JEAN BRUNDRIT
These images are from a project photographed in Antarctica, Over the Horizon. For this project Jean replaced her glass lens with one made out of ice. She was interested to see if ice could form an image, and if so how would ice see the world.
AUGUST – SEPTEMBER 2024
Jean Brundrit is a visual artist from South Africa who works photographically. She has exhibited extensively in South Africa and contributed to a number of international exhibitions. She teaches photography at the Michaelis School of Fine Art, University of Cape Town, South Africa.
Her artistic practice focusses on the environment, the impact of climate change and how this is represented in art, as well as the interconnectedness of humans and their relationship to the natural world. Jean is interested in the advances of visualizing technology including photography – in its broadest definition – and the opportunity that this presents in making things never observed before visible.
For one of her recent projects, “Over the Horizon”, photographed in Antarctica, Jean replaced her glass lens with one made out of ice. She was interested to see if ice could form an image, and if so how would ice see the world.
https://humanities.uct.ac.za/michaelis/contacts/jean-brundrit
Jean’s Do Picho Project
I read about the plastic pellets that had washed up on the beaches in Galicia. I am very interested in environmental issues, and this made me think about how the world’s oceans are connected and what happens in Galicia (the ship losing containers filled with plastic pellets) could affect an area much larger than the local shoreline. Previously I have researched the Great Ocean Conveyor Belt which is a global circulation system in the oceans. With global temperatures rising there is the potential that ocean currents’ flow will be disrupted and consequently the water (and what it carries with it) will no longer follow established routes.
I wanted to connect this to the pilgrimage routes (the closeness to Santiago de Compostela) that have been followed for centuries, and the notion of the sea and how water travels within the ocean. Before the residency at Do Picho, I took part in at a global conference focused on Antarctic research. It was inevitable that Antarctica, a major driver in global currents, would be referenced in this project. I wanted to draw a connection between Antarctica via the Atlantic Ocean, to the coast of Galicia. The Atlantic also connects my hometown, Cape Town, with the Galician coast. While I wanted to recognize the specificity of Galicia, I was also thinking about its position globally.

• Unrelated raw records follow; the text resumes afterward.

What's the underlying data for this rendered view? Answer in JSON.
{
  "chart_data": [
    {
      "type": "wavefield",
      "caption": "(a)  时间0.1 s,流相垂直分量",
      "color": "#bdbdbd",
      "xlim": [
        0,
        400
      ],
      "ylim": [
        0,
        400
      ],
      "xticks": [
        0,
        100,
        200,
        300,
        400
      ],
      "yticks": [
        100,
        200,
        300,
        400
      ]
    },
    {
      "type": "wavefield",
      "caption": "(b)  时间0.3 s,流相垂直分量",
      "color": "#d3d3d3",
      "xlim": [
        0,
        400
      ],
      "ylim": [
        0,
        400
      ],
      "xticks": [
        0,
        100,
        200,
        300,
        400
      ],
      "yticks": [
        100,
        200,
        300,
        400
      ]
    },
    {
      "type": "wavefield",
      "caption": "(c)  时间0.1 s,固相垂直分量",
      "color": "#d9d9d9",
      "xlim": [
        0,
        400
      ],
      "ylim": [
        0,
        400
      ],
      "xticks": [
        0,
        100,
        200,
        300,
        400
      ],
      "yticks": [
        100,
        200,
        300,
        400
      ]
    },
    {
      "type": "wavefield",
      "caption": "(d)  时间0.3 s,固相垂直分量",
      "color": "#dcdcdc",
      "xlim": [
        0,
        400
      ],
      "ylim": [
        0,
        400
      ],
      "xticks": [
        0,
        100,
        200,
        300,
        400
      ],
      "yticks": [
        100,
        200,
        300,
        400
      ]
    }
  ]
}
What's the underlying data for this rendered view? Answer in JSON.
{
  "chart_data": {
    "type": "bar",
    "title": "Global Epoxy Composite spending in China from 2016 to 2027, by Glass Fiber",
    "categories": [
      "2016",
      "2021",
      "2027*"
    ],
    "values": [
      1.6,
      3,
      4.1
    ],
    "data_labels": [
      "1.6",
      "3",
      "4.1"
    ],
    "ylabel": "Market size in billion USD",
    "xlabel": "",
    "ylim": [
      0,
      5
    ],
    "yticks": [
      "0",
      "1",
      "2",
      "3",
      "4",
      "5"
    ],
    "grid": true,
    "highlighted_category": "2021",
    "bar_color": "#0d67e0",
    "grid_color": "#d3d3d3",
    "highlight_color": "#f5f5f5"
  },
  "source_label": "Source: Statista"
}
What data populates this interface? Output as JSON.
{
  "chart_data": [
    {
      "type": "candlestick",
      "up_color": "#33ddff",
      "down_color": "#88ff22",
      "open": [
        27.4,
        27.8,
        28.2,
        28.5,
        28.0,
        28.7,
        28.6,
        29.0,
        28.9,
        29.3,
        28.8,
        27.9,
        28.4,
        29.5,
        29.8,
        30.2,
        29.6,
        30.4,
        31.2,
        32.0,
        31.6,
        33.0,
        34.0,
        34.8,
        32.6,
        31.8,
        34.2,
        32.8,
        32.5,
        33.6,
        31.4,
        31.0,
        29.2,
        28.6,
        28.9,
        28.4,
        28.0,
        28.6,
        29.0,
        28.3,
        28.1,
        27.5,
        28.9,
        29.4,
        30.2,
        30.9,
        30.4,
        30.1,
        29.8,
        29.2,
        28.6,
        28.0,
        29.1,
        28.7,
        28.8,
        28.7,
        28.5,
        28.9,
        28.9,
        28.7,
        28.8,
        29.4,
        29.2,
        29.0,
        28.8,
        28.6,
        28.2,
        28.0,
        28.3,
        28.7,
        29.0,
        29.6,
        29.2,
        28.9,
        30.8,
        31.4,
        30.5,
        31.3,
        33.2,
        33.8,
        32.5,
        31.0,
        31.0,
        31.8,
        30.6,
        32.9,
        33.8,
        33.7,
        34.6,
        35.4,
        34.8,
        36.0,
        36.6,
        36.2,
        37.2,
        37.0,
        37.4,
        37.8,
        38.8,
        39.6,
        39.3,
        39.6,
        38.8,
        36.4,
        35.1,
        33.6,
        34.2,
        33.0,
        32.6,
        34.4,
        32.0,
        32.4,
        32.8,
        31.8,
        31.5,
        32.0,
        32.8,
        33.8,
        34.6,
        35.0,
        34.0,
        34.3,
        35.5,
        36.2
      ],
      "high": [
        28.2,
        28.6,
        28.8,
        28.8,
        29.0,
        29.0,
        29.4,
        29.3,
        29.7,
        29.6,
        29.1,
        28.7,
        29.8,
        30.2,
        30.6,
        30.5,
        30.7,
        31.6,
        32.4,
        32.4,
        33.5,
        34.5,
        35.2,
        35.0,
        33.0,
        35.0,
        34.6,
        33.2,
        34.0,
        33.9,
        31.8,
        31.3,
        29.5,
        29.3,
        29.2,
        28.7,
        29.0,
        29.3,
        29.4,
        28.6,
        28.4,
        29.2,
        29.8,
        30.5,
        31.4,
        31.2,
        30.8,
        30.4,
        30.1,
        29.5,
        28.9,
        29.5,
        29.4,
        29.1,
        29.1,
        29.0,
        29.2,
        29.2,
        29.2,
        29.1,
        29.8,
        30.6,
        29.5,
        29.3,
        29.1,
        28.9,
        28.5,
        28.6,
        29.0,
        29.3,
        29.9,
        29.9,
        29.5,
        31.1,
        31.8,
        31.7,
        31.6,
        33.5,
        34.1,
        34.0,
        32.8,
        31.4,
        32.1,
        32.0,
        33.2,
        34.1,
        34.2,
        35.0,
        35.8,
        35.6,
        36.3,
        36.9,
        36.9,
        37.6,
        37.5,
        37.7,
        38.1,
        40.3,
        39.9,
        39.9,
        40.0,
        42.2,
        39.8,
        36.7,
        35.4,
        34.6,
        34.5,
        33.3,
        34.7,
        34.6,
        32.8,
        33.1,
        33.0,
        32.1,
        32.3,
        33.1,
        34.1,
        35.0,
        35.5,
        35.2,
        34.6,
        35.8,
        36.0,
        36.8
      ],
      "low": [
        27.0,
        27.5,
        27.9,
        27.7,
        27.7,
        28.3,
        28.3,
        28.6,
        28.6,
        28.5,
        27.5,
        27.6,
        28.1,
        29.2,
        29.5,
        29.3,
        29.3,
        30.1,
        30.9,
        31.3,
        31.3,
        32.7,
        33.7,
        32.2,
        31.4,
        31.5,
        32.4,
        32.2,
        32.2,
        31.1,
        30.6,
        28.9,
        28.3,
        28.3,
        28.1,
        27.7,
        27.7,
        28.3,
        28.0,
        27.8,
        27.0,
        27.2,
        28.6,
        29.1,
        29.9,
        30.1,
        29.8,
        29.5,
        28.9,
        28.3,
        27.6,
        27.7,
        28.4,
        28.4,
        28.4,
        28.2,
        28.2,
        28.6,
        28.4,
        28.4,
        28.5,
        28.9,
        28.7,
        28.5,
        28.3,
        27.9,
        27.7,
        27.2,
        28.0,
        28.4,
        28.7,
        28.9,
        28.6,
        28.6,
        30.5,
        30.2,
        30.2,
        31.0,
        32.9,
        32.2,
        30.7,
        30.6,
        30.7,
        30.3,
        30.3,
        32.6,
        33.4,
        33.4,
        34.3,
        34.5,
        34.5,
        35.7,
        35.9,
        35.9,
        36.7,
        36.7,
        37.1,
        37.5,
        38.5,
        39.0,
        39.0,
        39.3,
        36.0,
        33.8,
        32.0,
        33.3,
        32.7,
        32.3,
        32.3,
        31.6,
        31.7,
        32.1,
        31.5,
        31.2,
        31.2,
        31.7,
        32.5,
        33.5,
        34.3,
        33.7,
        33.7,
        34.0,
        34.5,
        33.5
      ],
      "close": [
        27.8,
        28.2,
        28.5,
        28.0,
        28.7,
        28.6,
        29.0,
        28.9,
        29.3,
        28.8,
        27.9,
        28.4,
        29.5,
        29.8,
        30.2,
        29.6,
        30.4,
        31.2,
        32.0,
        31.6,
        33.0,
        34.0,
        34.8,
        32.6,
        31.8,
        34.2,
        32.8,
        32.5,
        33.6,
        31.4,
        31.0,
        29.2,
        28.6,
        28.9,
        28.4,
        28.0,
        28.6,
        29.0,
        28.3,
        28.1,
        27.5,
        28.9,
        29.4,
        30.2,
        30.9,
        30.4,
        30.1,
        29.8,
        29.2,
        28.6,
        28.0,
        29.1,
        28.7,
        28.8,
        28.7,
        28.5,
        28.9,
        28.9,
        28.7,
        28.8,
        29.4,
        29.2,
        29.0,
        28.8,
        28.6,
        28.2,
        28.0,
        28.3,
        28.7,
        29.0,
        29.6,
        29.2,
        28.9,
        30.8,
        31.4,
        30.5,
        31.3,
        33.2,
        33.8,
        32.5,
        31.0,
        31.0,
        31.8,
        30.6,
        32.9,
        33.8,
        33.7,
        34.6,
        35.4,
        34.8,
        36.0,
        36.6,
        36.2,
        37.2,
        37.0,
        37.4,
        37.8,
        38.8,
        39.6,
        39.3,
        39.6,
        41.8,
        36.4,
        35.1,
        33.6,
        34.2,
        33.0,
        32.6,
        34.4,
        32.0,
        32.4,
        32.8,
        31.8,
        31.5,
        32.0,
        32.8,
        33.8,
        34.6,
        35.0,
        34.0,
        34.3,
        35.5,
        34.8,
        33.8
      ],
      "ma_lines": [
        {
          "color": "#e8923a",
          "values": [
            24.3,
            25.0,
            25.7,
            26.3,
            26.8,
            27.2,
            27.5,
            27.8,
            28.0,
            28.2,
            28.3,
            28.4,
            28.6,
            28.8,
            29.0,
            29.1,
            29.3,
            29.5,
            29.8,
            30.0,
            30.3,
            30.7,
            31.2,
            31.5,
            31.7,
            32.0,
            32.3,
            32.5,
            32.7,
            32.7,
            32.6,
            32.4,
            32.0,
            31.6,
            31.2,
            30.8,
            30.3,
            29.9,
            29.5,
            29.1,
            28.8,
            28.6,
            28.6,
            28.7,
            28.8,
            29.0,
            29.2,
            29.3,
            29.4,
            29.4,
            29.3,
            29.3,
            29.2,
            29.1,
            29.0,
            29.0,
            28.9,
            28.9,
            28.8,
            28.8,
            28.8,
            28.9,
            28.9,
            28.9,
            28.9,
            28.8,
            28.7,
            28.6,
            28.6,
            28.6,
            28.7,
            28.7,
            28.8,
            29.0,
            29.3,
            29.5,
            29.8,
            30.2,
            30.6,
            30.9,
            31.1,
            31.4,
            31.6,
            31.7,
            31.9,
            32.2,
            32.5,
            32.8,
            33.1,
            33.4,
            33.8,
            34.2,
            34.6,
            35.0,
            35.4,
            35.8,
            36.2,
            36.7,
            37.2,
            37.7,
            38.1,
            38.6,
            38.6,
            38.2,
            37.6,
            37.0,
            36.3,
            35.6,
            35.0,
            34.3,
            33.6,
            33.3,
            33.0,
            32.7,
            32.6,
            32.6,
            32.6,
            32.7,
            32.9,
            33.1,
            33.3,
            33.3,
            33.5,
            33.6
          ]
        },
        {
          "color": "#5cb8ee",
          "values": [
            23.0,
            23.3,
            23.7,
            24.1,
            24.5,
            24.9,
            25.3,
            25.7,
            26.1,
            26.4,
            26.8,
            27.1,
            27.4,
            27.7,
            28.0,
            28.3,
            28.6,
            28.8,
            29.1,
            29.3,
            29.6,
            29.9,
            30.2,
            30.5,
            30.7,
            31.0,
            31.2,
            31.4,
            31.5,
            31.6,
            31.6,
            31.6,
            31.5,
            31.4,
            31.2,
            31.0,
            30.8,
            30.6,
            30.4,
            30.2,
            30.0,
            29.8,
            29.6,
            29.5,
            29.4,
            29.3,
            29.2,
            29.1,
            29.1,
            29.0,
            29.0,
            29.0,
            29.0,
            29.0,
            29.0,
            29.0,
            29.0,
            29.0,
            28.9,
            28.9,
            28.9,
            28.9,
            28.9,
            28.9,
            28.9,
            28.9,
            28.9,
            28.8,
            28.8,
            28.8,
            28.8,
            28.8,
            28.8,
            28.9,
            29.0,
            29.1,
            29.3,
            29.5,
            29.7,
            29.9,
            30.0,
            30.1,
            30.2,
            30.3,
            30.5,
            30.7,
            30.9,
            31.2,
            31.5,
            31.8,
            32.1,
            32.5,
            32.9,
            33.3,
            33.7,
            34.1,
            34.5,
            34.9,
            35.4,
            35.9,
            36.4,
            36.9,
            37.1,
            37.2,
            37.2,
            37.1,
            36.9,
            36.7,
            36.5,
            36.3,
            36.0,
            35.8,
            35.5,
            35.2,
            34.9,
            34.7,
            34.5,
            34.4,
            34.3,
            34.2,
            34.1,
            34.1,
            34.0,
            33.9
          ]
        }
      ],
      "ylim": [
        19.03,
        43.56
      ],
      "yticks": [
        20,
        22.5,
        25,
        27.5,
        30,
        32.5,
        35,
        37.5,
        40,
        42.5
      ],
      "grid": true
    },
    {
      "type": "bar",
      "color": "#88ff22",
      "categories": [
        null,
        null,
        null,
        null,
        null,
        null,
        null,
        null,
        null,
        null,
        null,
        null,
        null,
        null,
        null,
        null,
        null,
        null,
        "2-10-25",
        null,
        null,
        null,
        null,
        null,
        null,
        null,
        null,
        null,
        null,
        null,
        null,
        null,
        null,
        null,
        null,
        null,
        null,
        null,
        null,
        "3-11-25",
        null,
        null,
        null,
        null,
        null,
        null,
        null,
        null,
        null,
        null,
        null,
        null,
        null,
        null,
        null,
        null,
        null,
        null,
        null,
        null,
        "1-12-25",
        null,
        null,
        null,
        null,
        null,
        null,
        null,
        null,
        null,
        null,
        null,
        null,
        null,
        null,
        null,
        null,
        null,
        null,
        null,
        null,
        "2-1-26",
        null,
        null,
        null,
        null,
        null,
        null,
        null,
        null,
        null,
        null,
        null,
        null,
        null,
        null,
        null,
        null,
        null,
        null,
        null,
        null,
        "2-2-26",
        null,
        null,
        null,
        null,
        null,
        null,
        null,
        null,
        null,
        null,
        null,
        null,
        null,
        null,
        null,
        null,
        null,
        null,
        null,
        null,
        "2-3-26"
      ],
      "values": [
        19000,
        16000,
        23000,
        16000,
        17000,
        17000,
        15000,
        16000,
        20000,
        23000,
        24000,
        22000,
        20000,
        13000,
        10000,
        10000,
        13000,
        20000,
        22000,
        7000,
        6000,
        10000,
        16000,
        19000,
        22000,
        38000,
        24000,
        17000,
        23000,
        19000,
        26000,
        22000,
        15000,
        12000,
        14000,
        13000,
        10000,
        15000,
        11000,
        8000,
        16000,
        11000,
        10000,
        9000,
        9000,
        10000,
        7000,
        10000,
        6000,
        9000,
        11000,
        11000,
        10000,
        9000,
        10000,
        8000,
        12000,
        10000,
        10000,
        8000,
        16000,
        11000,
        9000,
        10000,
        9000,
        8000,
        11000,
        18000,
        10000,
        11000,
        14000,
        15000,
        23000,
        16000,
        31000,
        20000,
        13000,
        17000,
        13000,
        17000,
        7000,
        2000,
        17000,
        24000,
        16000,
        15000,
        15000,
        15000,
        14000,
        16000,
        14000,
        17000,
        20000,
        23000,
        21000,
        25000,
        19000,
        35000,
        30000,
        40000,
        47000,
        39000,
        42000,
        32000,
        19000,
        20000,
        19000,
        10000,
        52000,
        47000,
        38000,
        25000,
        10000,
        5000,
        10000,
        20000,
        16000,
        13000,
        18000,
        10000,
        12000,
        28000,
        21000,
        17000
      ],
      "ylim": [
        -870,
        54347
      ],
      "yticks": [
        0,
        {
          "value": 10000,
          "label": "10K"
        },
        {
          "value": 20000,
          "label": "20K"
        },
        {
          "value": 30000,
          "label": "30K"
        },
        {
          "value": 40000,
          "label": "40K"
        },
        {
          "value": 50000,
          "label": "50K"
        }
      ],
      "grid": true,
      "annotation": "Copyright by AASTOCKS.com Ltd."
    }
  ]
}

My artwork is photographic. I brought some existing artwork with me to Do Picho. I made these images in Antarctica, photographed with an ice lens. The residency work related to and built on the ideas present in the existing images.
While at Do Picho, I listened to a radio interview with Alfredo Conde in which he talks about the magical quality of Galicia and the transformative power of the elements to shift what we think we see. In my project, I have been investigating abstraction as a way to reference this transformative experience and relate the residency images to my Antarctic project.
Most importantly the residency artwork developed during the time I spend at Do Picho, influenced by the experience of being immersed in the environment.